How far can a speck of pollen travel? That depends on a myriad of factors, but if that bit of pollen comes from a plant in an open field in Colorado, it can travel pretty far. Average wind gusts around the state are usually around 20 to 30 miles per hour, but they can get as high as 100 miles per hour. In a hot, dry climate with not a lot of moisture in the air to slow that pollen down, it can go the distance.
If that pollen happens to come from a hemp plant, it can cause problems.
Many cannabis and hemp farmers in Colorado farm outdoors, which can lead to cases of cross-pollination, since hemp and cannabis are the same plant species. Hemp is just cannabis with less than 0.3 percent THC (the compound that gets you high).
At about six weeks into the growth cycle, cannabis and hemp plants show either male or female traits. Only the female plants are grown for buds or flowers. The male plants are culled or they’ll spread their pollen far and wide, which can result in cross-pollination of outdoor plants. For cannabis farmers, hemp pollen could lessen the potency of their crop or create new strains that growers don’t want. For hemp producers, this can raise the THC percentage of their plants beyond acceptable levels, ruining their crop.
The new House Bill 21-1301 bill in Colorado, signed into law by Governor Jared Polis, aims to address cross-pollination, along with other measures to make growing cannabis easier for producers. The bill will do a few things, including allowing cannabis producers to submit their own crop-loss contingency plans to the state for approval. It will also create a working group to study ways to reduce cross-pollination.

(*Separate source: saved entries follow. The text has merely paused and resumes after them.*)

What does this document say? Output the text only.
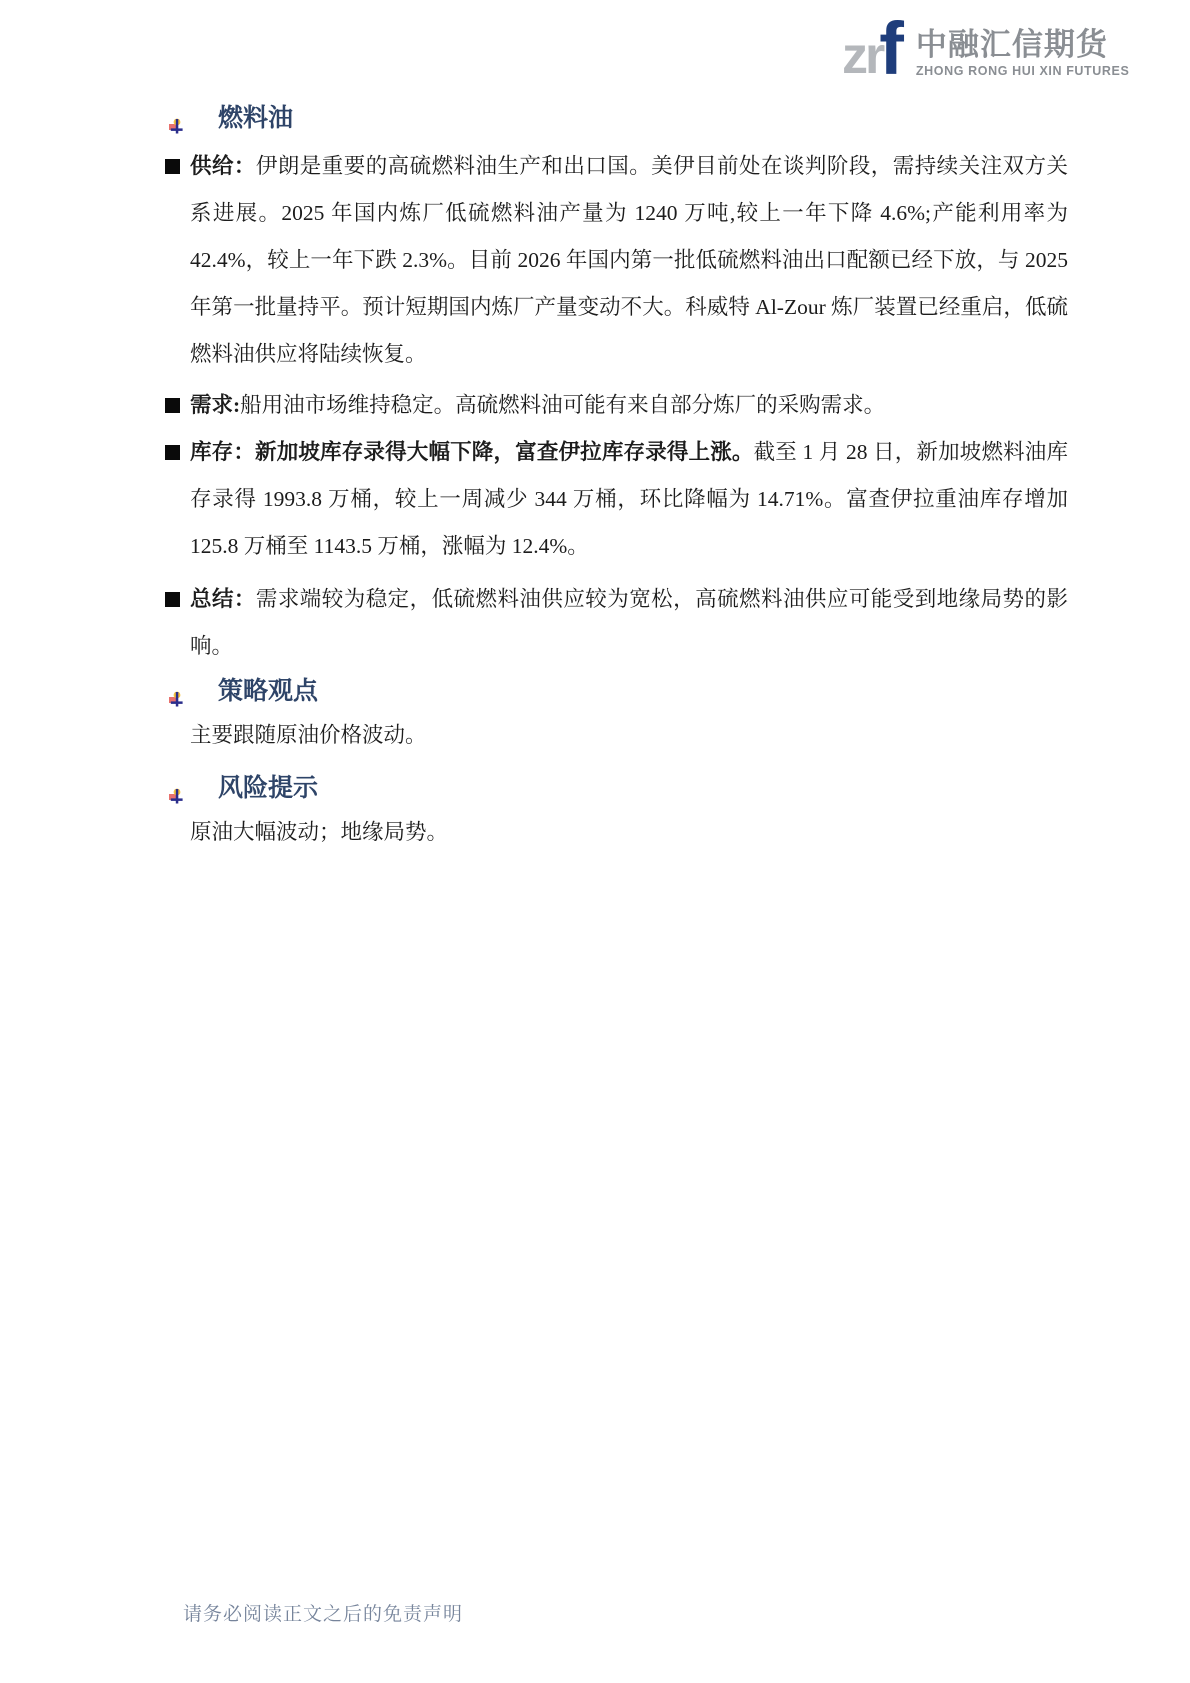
zr
f 中融汇信期货
ZHONG RONG HUI XIN FUTURES
燃料油

供给：伊朗是重要的高硫燃料油生产和出口国。美伊目前处在谈判阶段，需持续关注双方关系进展。2025 年国内炼厂低硫燃料油产量为 1240 万吨,较上一年下降 4.6%;产能利用率为 42.4%，较上一年下跌 2.3%。目前 2026 年国内第一批低硫燃料油出口配额已经下放，与 2025 年第一批量持平。预计短期国内炼厂产量变动不大。科威特 Al-Zour 炼厂装置已经重启，低硫燃料油供应将陆续恢复。

需求:船用油市场维持稳定。高硫燃料油可能有来自部分炼厂的采购需求。

库存：新加坡库存录得大幅下降，富查伊拉库存录得上涨。截至 1 月 28 日，新加坡燃料油库存录得 1993.8 万桶，较上一周减少 344 万桶，环比降幅为 14.71%。富查伊拉重油库存增加 125.8 万桶至 1143.5 万桶，涨幅为 12.4%。

总结：需求端较为稳定，低硫燃料油供应较为宽松，高硫燃料油供应可能受到地缘局势的影响。

策略观点
主要跟随原油价格波动。
风险提示
原油大幅波动；地缘局势。
请务必阅读正文之后的免责声明
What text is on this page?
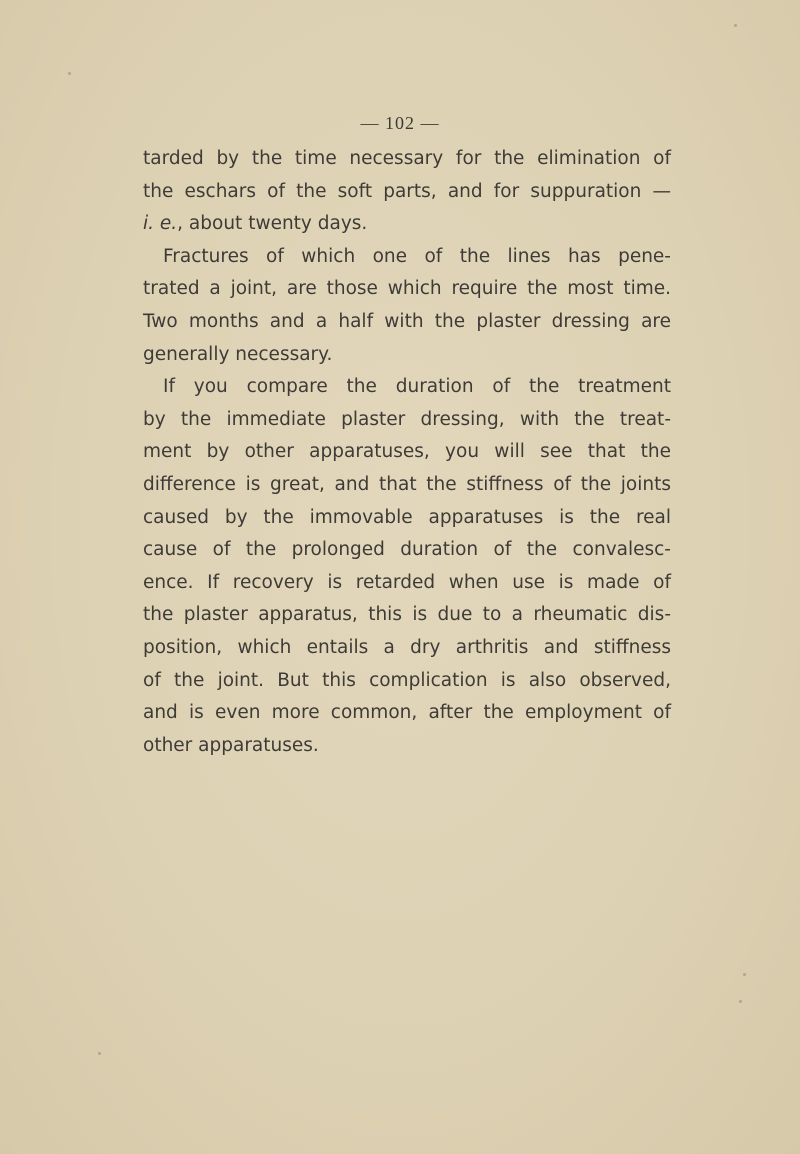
— 102 —
tarded by the time necessary for the elimination of
the eschars of the soft parts, and for suppuration —
i. e., about twenty days.
Fractures of which one of the lines has pene-
trated a joint, are those which require the most time.
Two months and a half with the plaster dressing are
generally necessary.
If you compare the duration of the treatment
by the immediate plaster dressing, with the treat-
ment by other apparatuses, you will see that the
difference is great, and that the stiffness of the joints
caused by the immovable apparatuses is the real
cause of the prolonged duration of the convalesc-
ence. If recovery is retarded when use is made of
the plaster apparatus, this is due to a rheumatic dis-
position, which entails a dry arthritis and stiffness
of the joint. But this complication is also observed,
and is even more common, after the employment of
other apparatuses.
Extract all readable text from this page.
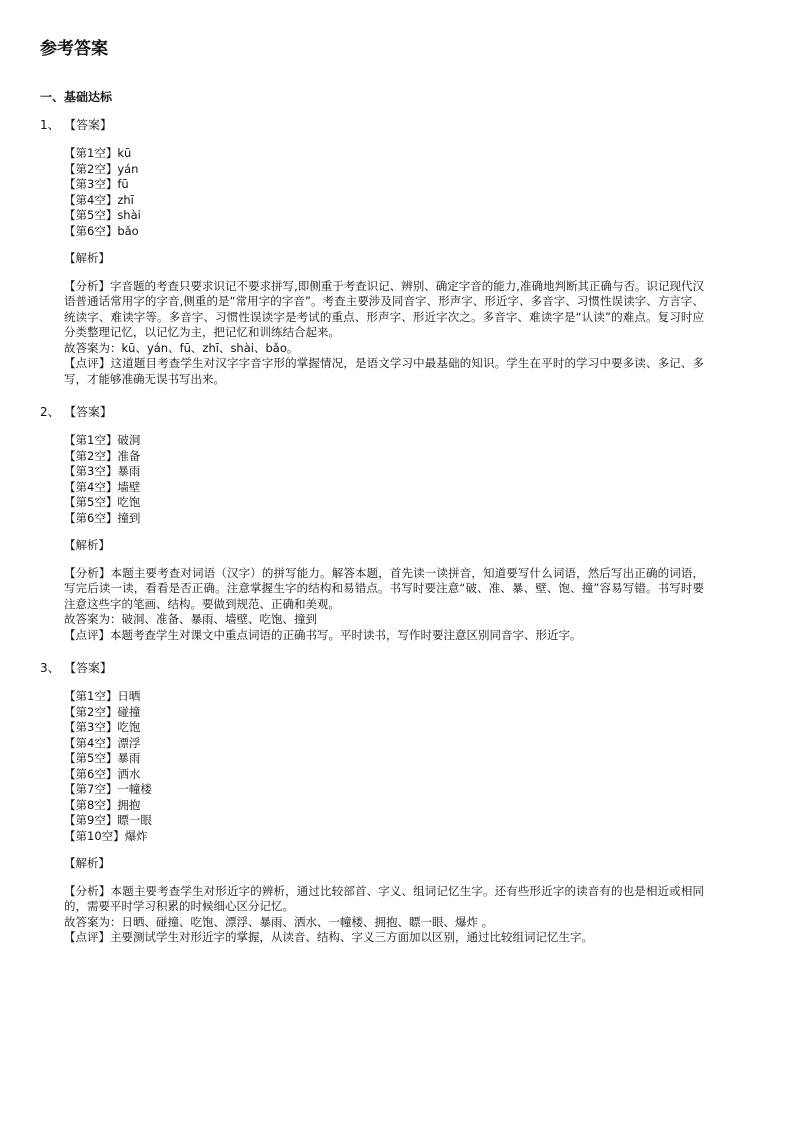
参考答案
一、基础达标
1、 【答案】
【第1空】kū
【第2空】yán
【第3空】fū
【第4空】zhī
【第5空】shài
【第6空】bǎo
【解析】

【分析】字音题的考查只要求识记不要求拼写,即侧重于考查识记、辨别、确定字音的能力,准确地判断其正确与否。识记现代汉语普通话常用字的字音,侧重的是“常用字的字音”。考查主要涉及同音字、形声字、形近字、多音字、习惯性误读字、方言字、统读字、难读字等。多音字、习惯性误读字是考试的重点、形声字、形近字次之。多音字、难读字是“认读”的难点。复习时应分类整理记忆，以记忆为主，把记忆和训练结合起来。

故答案为：kū、yán、fū、zhī、shài、bǎo。

【点评】这道题目考查学生对汉字字音字形的掌握情况，是语文学习中最基础的知识。学生在平时的学习中要多读、多记、多写，才能够准确无误书写出来。

2、 【答案】
【第1空】破洞
【第2空】准备
【第3空】暴雨
【第4空】墙壁
【第5空】吃饱
【第6空】撞到
【解析】

【分析】本题主要考查对词语（汉字）的拼写能力。解答本题，首先读一读拼音，知道要写什么词语，然后写出正确的词语，写完后读一读，看看是否正确。注意掌握生字的结构和易错点。书写时要注意“破、准、暴、壁、饱、撞”容易写错。书写时要注意这些字的笔画、结构。要做到规范、正确和美观。

故答案为：破洞、准备、暴雨、墙壁、吃饱、撞到

【点评】本题考查学生对课文中重点词语的正确书写。平时读书，写作时要注意区别同音字、形近字。

3、 【答案】
【第1空】日晒
【第2空】碰撞
【第3空】吃饱
【第4空】漂浮
【第5空】暴雨
【第6空】洒水
【第7空】一幢楼
【第8空】拥抱
【第9空】瞟一眼
【第10空】爆炸
【解析】

【分析】本题主要考查学生对形近字的辨析，通过比较部首、字义、组词记忆生字。还有些形近字的读音有的也是相近或相同的，需要平时学习积累的时候细心区分记忆。

故答案为：日晒、碰撞、吃饱、漂浮、暴雨、洒水、一幢楼、拥抱、瞟一眼、爆炸 。

【点评】主要测试学生对形近字的掌握，从读音、结构、字义三方面加以区别，通过比较组词记忆生字。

Some producers say they’re cautiously optimistic about the plans, and they agree with the spirit of the arrangement. Zachariah Dorsett, chief growth officer at Blue Forest Hemp Farms, says he’s supported government measures to prevent cross-pollination in the past, such as female-only growth ordinances. While he’s not sure what the state working group might find, he believes this review is the responsibility of the government. “We like doing the research, and we’re a research-based organization, but it really shouldn’t be the burden of the businesses to do the research that’s going to form policy,” he says.
Hemp and cannabis are two of Colorado’s major industries. Cannabis brought $2.2 billion into the state last year, its highest-selling year to date. Colorado is home to more hemp plants than any other state in the country, with close to 45,000 acres cultivated. It makes sense, fiscally and at a community level, to figure out how these two crops can grow side by side.
But some growers say they just can’t. What’s more, they say they might never be able to.
Cannabis grower AJ Mullins isn’t as optimistic as Dorsett when it comes to the future of the working group. “The only way you could [prevent cross-pollination] would be to eliminate hemp altogether and have all of the cannabis growers plant clones, and it’s just not practical,” says Mullins, whose company AJ’s Craft Cannabis grows plants indoors in part because of possible issues of cross-pollination. “So, it’ll never happen.”
He anticipates that the recommendations the group will return will be more of the same—such as buffer zones and counting mileage between farms, trying to spread out even further afield. Mullins doesn’t see the bill as achieving much in that regard. “It’s futile,” he says. “When they’ve tapped themselves on the back and said ‘good job, we moved [the buffer zone] to five miles’ or whatever it’ll be. And it’ll help. I’m not saying it’s not going to help. But there are so [many growers].”
Of course, there’s no telling yet what recommendations the working group could report. It may suggest new zoning restrictions for crops, more female-only growth ordinances or designate strains and clones to specific areas. Or there could be a brand new solution that’s not yet on the table. The possibilities are why hemp grower Dorsett still supports the measure.
“We have also encouraged our partners throughout the country to support measures like this,” Dorsett says. “There’s enough land for everybody to grow whatever they want to grow. But I just think it’s about being a good neighbor and creating a sustainable economy for everyone.”
The working group will convene by November 2021, and it is set to have recommendations back by June 2022.